Just days after Rice’s announcement, the 1.1-million member UCC launched the”You’d Like the UCC, Anne Rice” campaign on Facebook to offer support for the acclaimed author and to introduce her and others to the historically liberal church body.
“Many of us who are Christian share Anne Rice’s values of inclusion and reason,” remarked UCC’s communications director, the Rev. J. Bennett Guess, who initiated the Facebook campaign. “It’s important that she and others know that a church like the UCC exists.”
via UCC Makes Pitch to Ex-‘Christian’ Author Anne Rice | Christianpost.com.
I think it highly unlikely that Anne Rice will join a liberal Protestant church. Even in her disillusionment, a version of the church that seems to agree with her will hold little appeal.
Hunter Baker makes this point:
What fascinates me about the way she has done this is how Catholic she is in her rejection of the Catholic Church.
If Anne Rice were a Protestant of almost any kind, she would surely flee to a denominational group or congregation which embraces Jesus while more closely approximating her values. There is no doubt it would be possible to do so. There are liberal Baptists, liberal Lutherans, liberal Methodists, etc.
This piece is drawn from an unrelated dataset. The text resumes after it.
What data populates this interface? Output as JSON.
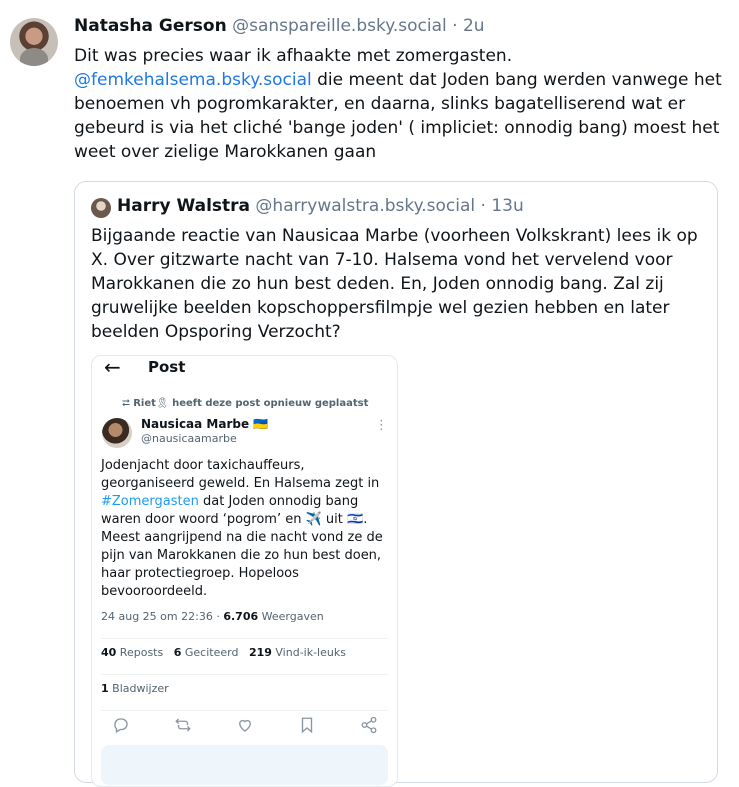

But Rice doesn’t avail herself of that opportunity. And I think I know why. Anne Rice movingly wrote of her Catholic childhood and of her dramatic return to the church. At no point did she apparently consider returning to faith as a Protestant. She clearly believes that the Catholic church is the only true manifestation of the Christian church. And thus, when she rejects it, there is no other church for her to join. She is affirming the church at the same time she loudly and publicly is slamming the door and running away.